3. Facilitating purpose-driven network measurement and data minimization. Part of the tension surrounding network measurement and privacy is that current network monitoring technology is very crude; in fact, this technology hasn’t changed considerably in nearly 30 years. It at once gathers too much data, and yet, for many purposes, it is still too little. Consider, for example, that with current network monitoring technology, an ISP (or content provider) have incredible difficulty determining a user’s quality of experience for a given application, such as video streaming, simply because the wrong kind of data is collected, at the wrong granularity. As a result, ISPs (and many other parties in the Internet ecosystem) adopt a post hoc “collect first, ask questions later” approach, simply because current network monitoring technology (1) is oriented towards offline processing on warehoused data; (2) does not make it easy to figure out what data is needed to answer a particular analysis question.

Instead, network data collection could be driven by the questions operators were asking; data could be collected if—and only if—it were pertinent to a specific question or network operations task, such as monitoring application performance or detecting attacks.

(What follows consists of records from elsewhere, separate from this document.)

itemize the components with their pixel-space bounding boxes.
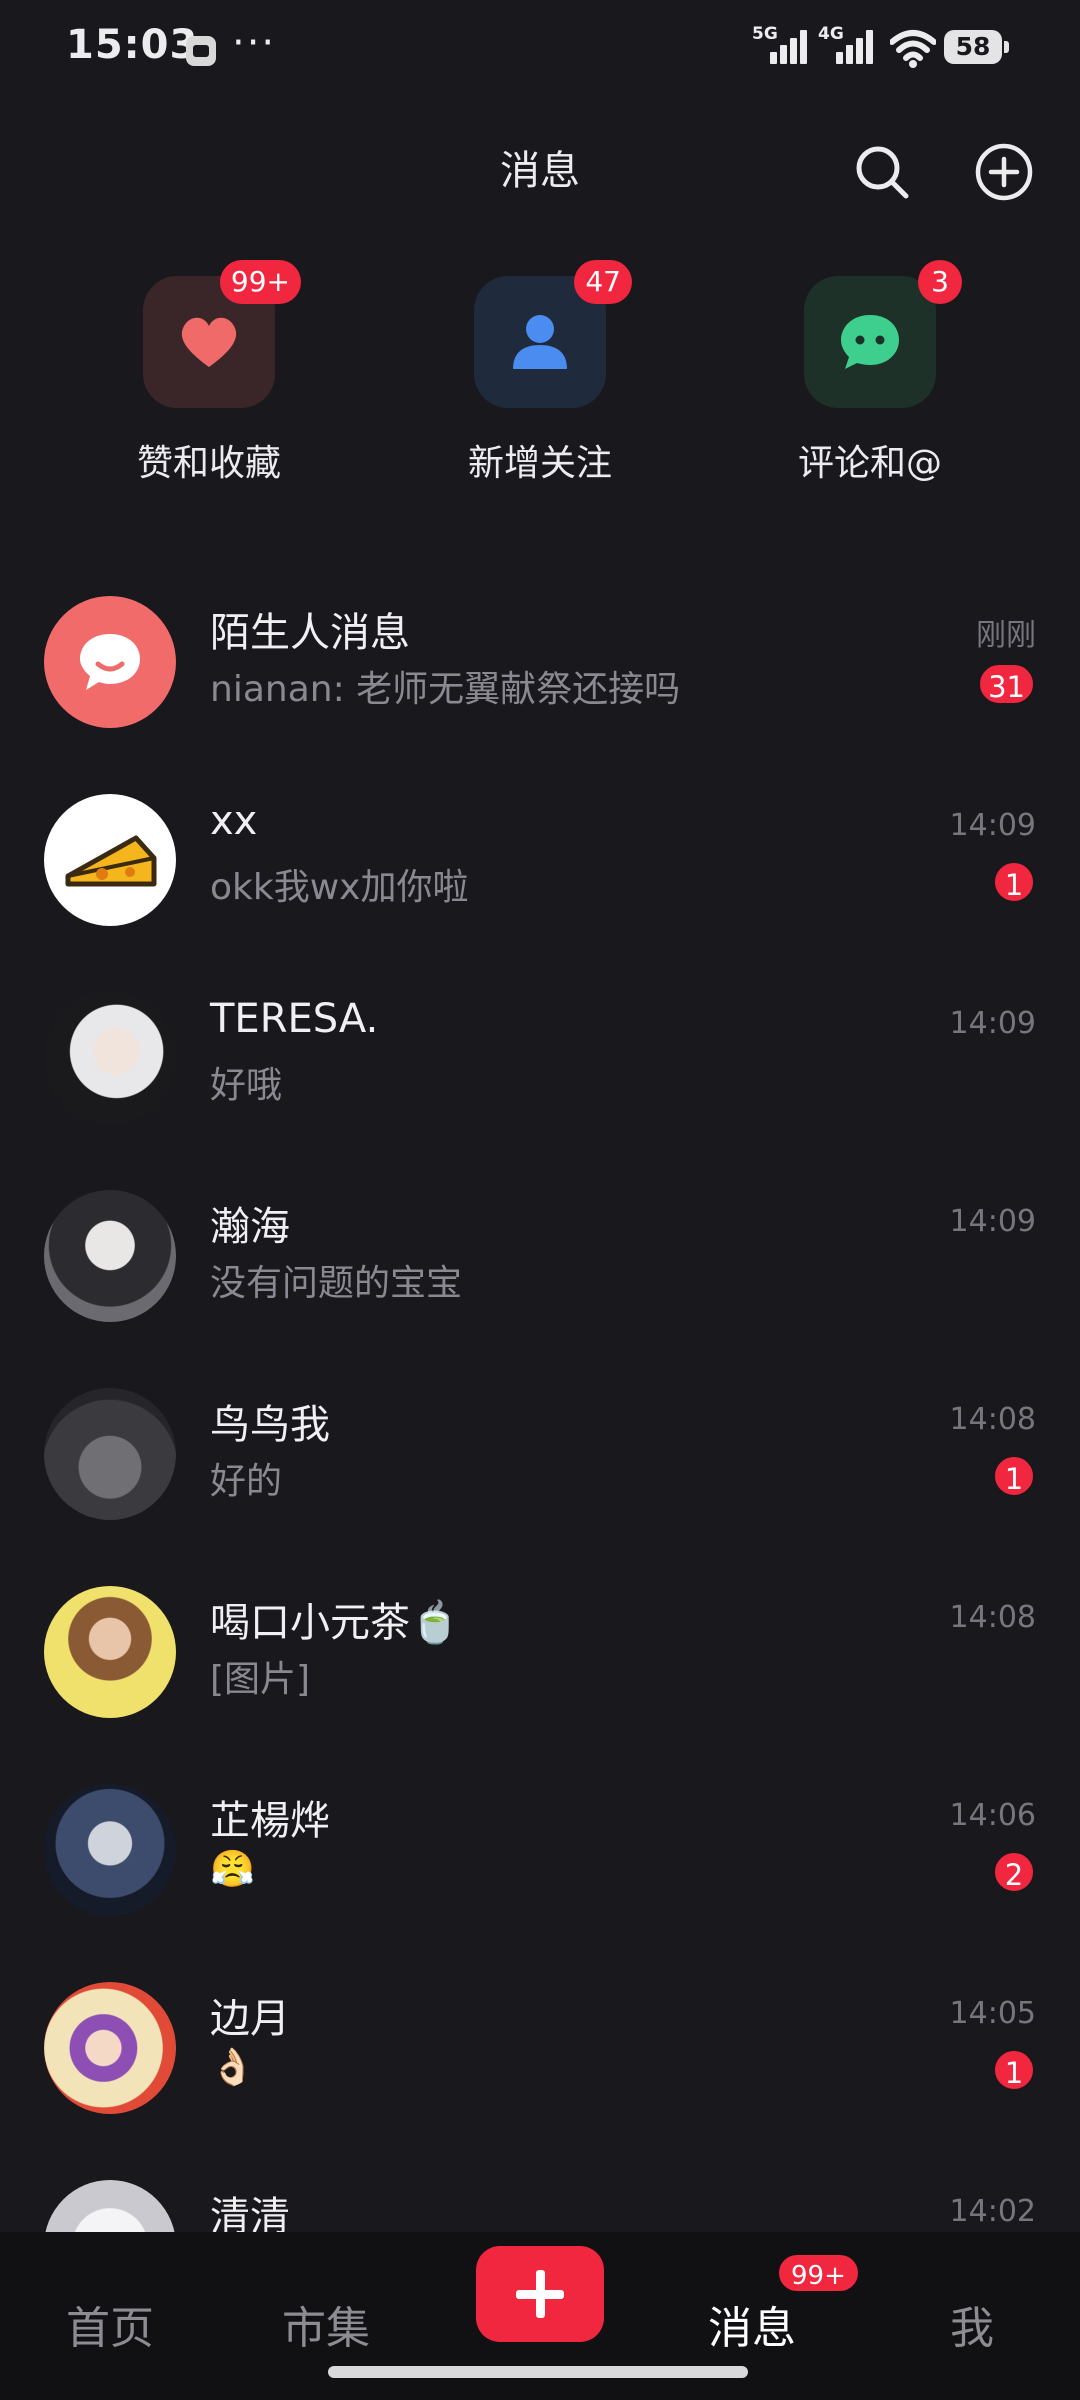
chat-bubble-icon: [841, 315, 899, 369]
conversation-row[interactable]: 喝口小元茶🍵 [图片] 14:08: [0, 1586, 1080, 1784]
conversation-preview: 好的: [210, 1461, 283, 1502]
likes-tile: 99+: [143, 260, 301, 408]
conversation-name: xx: [210, 798, 258, 844]
status-time: 15:03: [66, 22, 199, 68]
comments-badge: 3: [918, 260, 962, 304]
unread-badge: 1: [992, 860, 1036, 904]
followers-tile: 47: [474, 260, 632, 408]
conversation-time: 14:09: [949, 1204, 1036, 1239]
page-title: 消息: [500, 148, 580, 194]
conversation-time: 刚刚: [976, 618, 1036, 653]
chat-bubble-icon: [80, 634, 140, 690]
conversation-time: 14:05: [949, 1996, 1036, 2031]
conversation-name: 瀚海: [210, 1204, 290, 1250]
status-bar: 15:03 ··· 5G 4G 58: [0, 0, 1080, 100]
conversation-time: 14:02: [949, 2194, 1036, 2229]
conversation-row[interactable]: 芷楊烨 😤 14:06 2: [0, 1784, 1080, 1982]
conversation-preview: 👌🏻: [210, 2047, 255, 2088]
conversation-time: 14:09: [949, 1006, 1036, 1041]
avatar: [44, 992, 176, 1124]
plus-circle-icon[interactable]: [974, 142, 1034, 202]
nav-market[interactable]: 市集: [282, 2292, 370, 2356]
comments-label: 评论和@: [797, 443, 942, 484]
conversation-preview: 😤: [210, 1849, 255, 1890]
avatar: [44, 1586, 176, 1718]
unread-badge: 1: [992, 2048, 1036, 2092]
conversation-row[interactable]: xx okk我wx加你啦 14:09 1: [0, 794, 1080, 992]
search-icon[interactable]: [852, 142, 912, 202]
nav-me[interactable]: 我: [950, 2292, 994, 2356]
heart-icon: [181, 317, 237, 367]
followers-badge: 47: [574, 260, 632, 304]
conversation-name: 边月: [210, 1996, 290, 2042]
conversation-preview: 没有问题的宝宝: [210, 1263, 463, 1304]
conversation-name: 陌生人消息: [210, 610, 410, 656]
avatar: [44, 1982, 176, 2114]
person-icon: [513, 315, 567, 369]
conversation-name: TERESA.: [210, 996, 379, 1042]
nav-home[interactable]: 首页: [66, 2292, 154, 2356]
cheese-icon: [65, 835, 157, 887]
conversation-name: 芷楊烨: [210, 1798, 330, 1844]
signal-5g-icon: [770, 30, 814, 64]
followers-label: 新增关注: [467, 443, 612, 484]
messages-screen: 15:03 ··· 5G 4G 58 消息 99+ 赞和收藏 47 新增关注 3…: [0, 0, 1080, 2400]
conversation-preview: nianan: 老师无翼献祭还接吗: [210, 669, 681, 710]
conversation-row[interactable]: 边月 👌🏻 14:05 1: [0, 1982, 1080, 2180]
conversation-row[interactable]: 鸟鸟我 好的 14:08 1: [0, 1388, 1080, 1586]
unread-badge: 31: [977, 662, 1036, 706]
conversation-row[interactable]: 陌生人消息 nianan: 老师无翼献祭还接吗 刚刚 31: [0, 596, 1080, 794]
stranger-messages-avatar: [44, 596, 176, 728]
status-more-dots: ···: [232, 20, 277, 66]
unread-badge: 2: [992, 1850, 1036, 1894]
unread-badge: 1: [992, 1454, 1036, 1498]
conversation-row[interactable]: TERESA. 好哦 14:09: [0, 992, 1080, 1190]
likes-badge: 99+: [219, 260, 301, 304]
likes-label: 赞和收藏: [136, 443, 281, 484]
messages-nav-badge: 99+: [776, 2252, 861, 2294]
avatar: [44, 1190, 176, 1322]
notification-icon: [186, 36, 216, 66]
nav-messages[interactable]: 消息: [708, 2292, 796, 2356]
conversation-preview: [图片]: [210, 1659, 311, 1700]
home-indicator: [328, 2366, 748, 2378]
comments-tile: 3: [804, 260, 962, 408]
likes-and-saves-button[interactable]: 99+ 赞和收藏: [99, 260, 319, 486]
conversation-time: 14:08: [949, 1402, 1036, 1437]
wifi-icon: [890, 30, 936, 68]
avatar: [44, 1784, 176, 1916]
signal-4g-icon: [836, 30, 880, 64]
avatar: [44, 1388, 176, 1520]
avatar: [44, 794, 176, 926]
conversation-time: 14:09: [949, 808, 1036, 843]
create-post-button[interactable]: [476, 2246, 604, 2342]
conversation-time: 14:08: [949, 1600, 1036, 1635]
new-followers-button[interactable]: 47 新增关注: [430, 260, 650, 486]
conversation-name: 喝口小元茶🍵: [210, 1600, 460, 1646]
battery-icon: 58: [944, 30, 1009, 64]
conversation-time: 14:06: [949, 1798, 1036, 1833]
conversation-preview: okk我wx加你啦: [210, 867, 469, 908]
conversation-preview: 好哦: [210, 1065, 283, 1106]
conversation-row[interactable]: 瀚海 没有问题的宝宝 14:09: [0, 1190, 1080, 1388]
conversation-name: 鸟鸟我: [210, 1402, 330, 1448]
comments-mentions-button[interactable]: 3 评论和@: [760, 260, 980, 486]
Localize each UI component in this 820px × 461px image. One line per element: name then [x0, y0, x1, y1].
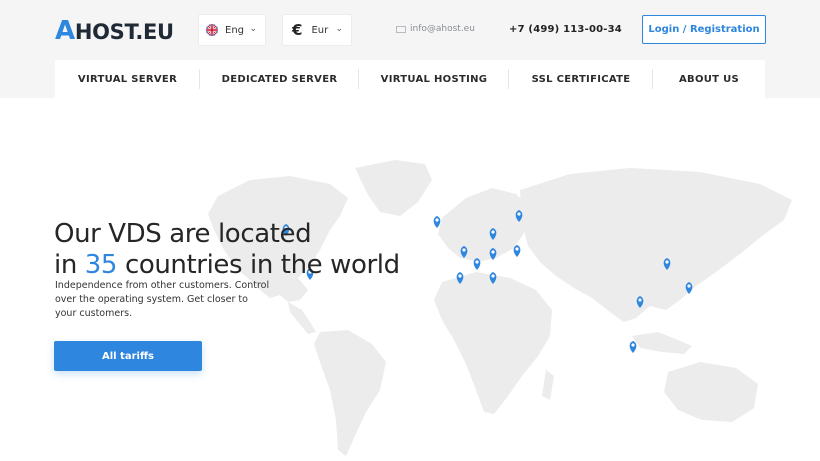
map-pin-icon[interactable]: [473, 258, 481, 270]
hero-title-line1: Our VDS are located: [54, 219, 312, 249]
logo[interactable]: AHOST.EU: [55, 16, 174, 46]
hero-title: Our VDS are located in 35 countries in t…: [54, 219, 400, 281]
language-selector[interactable]: Eng ⌄: [198, 14, 266, 46]
main-nav: VIRTUAL SERVER DEDICATED SERVER VIRTUAL …: [55, 60, 765, 98]
nav-dedicated-server[interactable]: DEDICATED SERVER: [200, 60, 359, 98]
nav-ssl-certificate[interactable]: SSL CERTIFICATE: [509, 60, 653, 98]
envelope-icon: [396, 25, 406, 33]
world-map: [208, 160, 792, 456]
hero-subtitle: Independence from other customers. Contr…: [55, 280, 270, 319]
chevron-down-icon: ⌄: [249, 24, 257, 34]
map-pin-icon[interactable]: [513, 245, 521, 257]
map-pin-icon[interactable]: [433, 216, 441, 228]
login-registration-button[interactable]: Login / Registration: [642, 15, 766, 44]
chevron-down-icon: ⌄: [335, 24, 343, 34]
country-count: 35: [84, 250, 118, 280]
map-land: [208, 160, 792, 456]
currency-selector[interactable]: € Eur ⌄: [282, 14, 352, 46]
hero-title-line2: in 35 countries in the world: [54, 250, 400, 280]
map-pin-icon[interactable]: [629, 341, 637, 353]
currency-value: Eur: [311, 24, 329, 36]
all-tariffs-button[interactable]: All tariffs: [54, 341, 202, 371]
euro-icon: €: [292, 21, 303, 39]
email-text: info@ahost.eu: [410, 24, 475, 34]
email-link[interactable]: info@ahost.eu: [396, 24, 475, 34]
phone-number[interactable]: +7 (499) 113-00-34: [509, 24, 622, 35]
nav-virtual-server[interactable]: VIRTUAL SERVER: [55, 60, 200, 98]
uk-flag-icon: [206, 24, 218, 36]
nav-virtual-hosting[interactable]: VIRTUAL HOSTING: [359, 60, 509, 98]
nav-about-us[interactable]: ABOUT US: [653, 60, 765, 98]
language-value: Eng: [225, 24, 245, 36]
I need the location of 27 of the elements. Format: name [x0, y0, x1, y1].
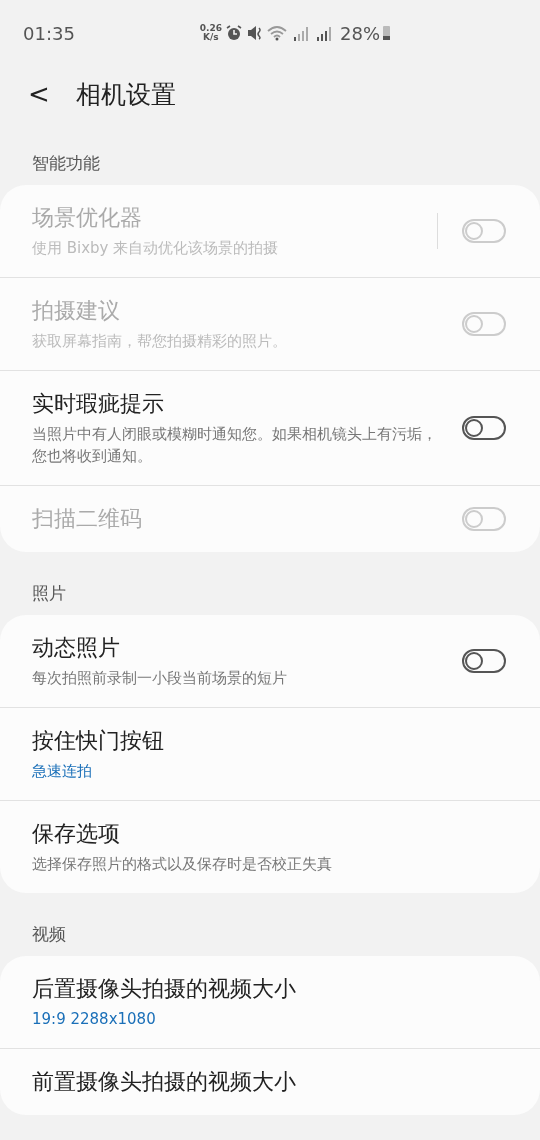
- setting-description: 当照片中有人闭眼或模糊时通知您。如果相机镜头上有污垢，您也将收到通知。: [32, 424, 438, 467]
- setting-title[interactable]: 按住快门按钮: [32, 726, 506, 756]
- setting-description: 每次拍照前录制一小段当前场景的短片: [32, 668, 288, 689]
- back-button[interactable]: <: [20, 79, 58, 109]
- page-title: 相机设置: [75, 78, 176, 111]
- setting-description: 使用 Bixby 来自动优化该场景的拍摄: [32, 238, 280, 259]
- setting-title[interactable]: 保存选项: [32, 819, 506, 849]
- mute-icon: [246, 24, 264, 42]
- wifi-icon: [267, 24, 289, 42]
- toggle-switch[interactable]: [462, 416, 506, 440]
- setting-value: 急速连拍: [32, 761, 93, 782]
- section-header: 智能功能: [31, 152, 101, 175]
- battery-percent: 28%: [340, 22, 380, 44]
- alarm-icon: [225, 24, 243, 42]
- status-time: 01:35: [23, 22, 75, 44]
- setting-description: 选择保存照片的格式以及保存时是否校正失真: [32, 854, 333, 875]
- network-speed: 0.26 K/s: [199, 24, 222, 42]
- setting-title[interactable]: 动态照片: [32, 633, 450, 663]
- setting-value: 19:9 2288x1080: [32, 1009, 157, 1030]
- section-header: 视频: [31, 923, 67, 946]
- setting-title[interactable]: 实时瑕疵提示: [32, 389, 450, 419]
- setting-title[interactable]: 后置摄像头拍摄的视频大小: [32, 974, 506, 1004]
- battery-icon: [383, 26, 390, 40]
- setting-description: 获取屏幕指南，帮您拍摄精彩的照片。: [32, 331, 288, 352]
- toggle-switch[interactable]: [462, 649, 506, 673]
- section-header: 照片: [31, 582, 67, 605]
- setting-title[interactable]: 前置摄像头拍摄的视频大小: [32, 1067, 506, 1097]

For example, suppose that an operator could ask a query such as “tell me the average packet loss rate of all Netflix video streams for subscribers in Seattle”. Answering such a query with today’s tools is challenging: one would have to collect all packet traces and all DNS queries and somehow identify post hoc that these streams correspond to the application of interest. In short, it’s difficult, if not impossible, answer such an operational query today without large-scale collection and storage of (very sensitive) data—all to find what is essentially a needle in a haystack.

Over the past year, my Ph.D. student Arpit Gupta at Princeton has been leading the design and development of a system called Sonata that may ultimately resolve this dichotomy and give us the best of both worlds. Two emerging technologies—(1) in-band network measurement, as supported by Barefoot’s Tofino chipset; (2) scalable streaming analytics platforms such as Spark—make it possible to write a high-level query in advance and only collect the data that is needed to satisfy the query. Such technology allows a network operator to write a query in a high-level language (in this case, Scala), specifying only the question, but allowing the runtime to figure out the minimal set of raw data that is needed to satisfy the operator’s query.

Our goal in the design and implementation of Sonata was to satisfy the operational and scaling limitations of network measurement, but achieving such scalability also has data minimization effects that have positive benefits for privacy. Data that is collected can also be a liability; it may, for example, become the target of law enforcement requests or subpoenas, which parties such as ISPs, but also online providers such as Google are regularly subject to. Minimizing the collected data to only that which is pertinent to operational queries can also ultimately help reduce this risk.

Sonata is open source, and we welcome contributions and suggestions from the community about how we can better support specific types of network queries and tasks.

Summary. Network monitoring and analytics technology is moving at a rapid pace, in terms of its capabilities to help network operators answer important questions about performance and security, without coming at the cost of consumer privacy. Technologists should devote attention to developing new technologies that can help achieve the best of both worlds, and on helping educate policymakers about the capabilities (and limitations) of existing network monitoring technology. Policymakers should be aware that network monitoring technology continues to advance, and should focus discussion around protecting what can be inferred, rather than focusing only on who can collect a packet trace.